Komischerweise gibt es gerade in
jener schwächeren Schlussphase eine Sequenz, die für mich die Schlüsselszene
des Films darstellt und die ich für mich schon jetzt zur bewegendsten Szene des
Kinojahres 2008 gekürt habe. Manch einem Zuschauer wird diese Szene eher
lächerlich erscheinen.
Wir sehen den Jungen, wie er sich
von DVD im Fernsehen den Film SHREK ansieht. Plötzlich betritt Neville
den Raum und beginnt, jeden Dialogsatz des Films mitzusprechen, und zwar in
beinahe identischer Tonlage. Ich gebe zu, dass ich wirklich geschockt war und
mir bei dieser Szene Tränen über die Wangen liefen, denn selten ist mir die
Einsamkeit eines Menschen so krass vor Augen geführt worden. Wenn ein Film eine
solche Regung in mir erzeugt, dann hat er gewonnen, ganz gleich, wie der Rest
auch sein mag.
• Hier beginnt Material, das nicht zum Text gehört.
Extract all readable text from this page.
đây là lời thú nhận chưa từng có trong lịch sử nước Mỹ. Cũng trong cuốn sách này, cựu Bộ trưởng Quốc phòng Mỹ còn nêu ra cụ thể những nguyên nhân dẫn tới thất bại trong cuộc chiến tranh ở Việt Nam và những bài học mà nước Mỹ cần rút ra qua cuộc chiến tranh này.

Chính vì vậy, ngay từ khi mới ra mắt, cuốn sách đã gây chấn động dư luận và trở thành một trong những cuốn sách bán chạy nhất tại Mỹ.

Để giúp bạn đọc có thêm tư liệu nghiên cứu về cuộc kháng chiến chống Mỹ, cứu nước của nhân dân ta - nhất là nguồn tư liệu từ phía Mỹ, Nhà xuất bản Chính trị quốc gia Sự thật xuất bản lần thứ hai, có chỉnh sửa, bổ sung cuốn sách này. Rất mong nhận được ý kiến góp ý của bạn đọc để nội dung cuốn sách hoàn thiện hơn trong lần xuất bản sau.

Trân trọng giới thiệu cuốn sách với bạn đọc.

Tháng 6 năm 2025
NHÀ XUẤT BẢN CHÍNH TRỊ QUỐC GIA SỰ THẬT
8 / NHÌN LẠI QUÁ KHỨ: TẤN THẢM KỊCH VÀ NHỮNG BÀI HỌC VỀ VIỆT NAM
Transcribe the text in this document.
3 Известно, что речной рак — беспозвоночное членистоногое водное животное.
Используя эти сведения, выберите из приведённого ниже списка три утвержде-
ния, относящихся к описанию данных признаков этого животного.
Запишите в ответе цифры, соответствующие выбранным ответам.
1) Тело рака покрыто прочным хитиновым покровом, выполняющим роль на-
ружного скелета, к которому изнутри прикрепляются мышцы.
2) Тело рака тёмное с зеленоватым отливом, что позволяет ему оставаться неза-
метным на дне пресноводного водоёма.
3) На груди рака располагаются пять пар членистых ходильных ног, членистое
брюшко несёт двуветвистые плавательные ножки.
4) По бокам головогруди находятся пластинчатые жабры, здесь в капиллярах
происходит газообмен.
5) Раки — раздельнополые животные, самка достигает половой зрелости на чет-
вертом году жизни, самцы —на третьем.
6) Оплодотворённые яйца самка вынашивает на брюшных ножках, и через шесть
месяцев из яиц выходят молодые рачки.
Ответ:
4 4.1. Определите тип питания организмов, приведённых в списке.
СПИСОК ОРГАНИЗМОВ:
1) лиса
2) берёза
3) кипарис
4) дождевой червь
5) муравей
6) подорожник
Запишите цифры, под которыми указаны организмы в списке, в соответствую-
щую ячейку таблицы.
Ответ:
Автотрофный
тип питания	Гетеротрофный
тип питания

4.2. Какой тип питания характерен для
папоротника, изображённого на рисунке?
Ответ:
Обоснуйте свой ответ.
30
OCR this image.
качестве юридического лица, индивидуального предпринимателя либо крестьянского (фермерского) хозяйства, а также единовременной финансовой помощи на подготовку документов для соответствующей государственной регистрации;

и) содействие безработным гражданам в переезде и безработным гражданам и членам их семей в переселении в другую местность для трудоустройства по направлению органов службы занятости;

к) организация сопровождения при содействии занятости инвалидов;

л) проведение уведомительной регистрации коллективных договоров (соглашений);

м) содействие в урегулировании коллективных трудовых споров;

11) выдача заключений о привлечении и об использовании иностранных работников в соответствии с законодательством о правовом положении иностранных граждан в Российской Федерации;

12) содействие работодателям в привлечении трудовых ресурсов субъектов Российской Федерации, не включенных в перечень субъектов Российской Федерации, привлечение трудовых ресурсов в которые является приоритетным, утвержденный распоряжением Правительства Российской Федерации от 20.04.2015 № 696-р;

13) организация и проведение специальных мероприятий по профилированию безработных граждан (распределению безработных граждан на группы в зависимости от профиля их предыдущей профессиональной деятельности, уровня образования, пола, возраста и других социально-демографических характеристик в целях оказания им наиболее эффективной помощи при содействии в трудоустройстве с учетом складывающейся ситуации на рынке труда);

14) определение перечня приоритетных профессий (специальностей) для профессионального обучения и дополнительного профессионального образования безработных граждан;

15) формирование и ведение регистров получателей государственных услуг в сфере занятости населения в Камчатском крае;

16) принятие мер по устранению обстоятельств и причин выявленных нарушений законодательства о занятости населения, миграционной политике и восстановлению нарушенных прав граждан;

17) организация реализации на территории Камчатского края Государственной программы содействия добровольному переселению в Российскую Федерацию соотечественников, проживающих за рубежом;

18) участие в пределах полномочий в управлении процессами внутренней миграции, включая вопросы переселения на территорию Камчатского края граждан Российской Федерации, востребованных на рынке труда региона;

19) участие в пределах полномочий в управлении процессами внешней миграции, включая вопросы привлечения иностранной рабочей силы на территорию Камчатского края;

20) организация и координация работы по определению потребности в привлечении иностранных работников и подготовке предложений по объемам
Ich weiss nicht, wie diese Szene sich in der Deutschen
Synchronisation darstellen wird, aber ich kann mir kaum vorstellen, dass sie
eine ähnlich intensive Wirkung erzielen kann (Ich will es auch gar nicht wissen
ich halte Synchronisation für Zensur, ein Film wird dadurch sprachlich und
emotional zensiert) man muss Will Smith hier wirklich original sprechen
hören.
Der Film ist, auch wenn er am Ende
leicht schwächelt, sehr empfehlenswert. Er erzeugt eine düstere, dramatische
Stimmung und wird dadurch in vielen Teilen dem Roman gerecht. Dass er seiner
Vorlage nicht das Wasser reichen kann, versteht sich von selbst. Aber wenn ich
die Zeichen richtig deute, dann will er das auch gar nicht.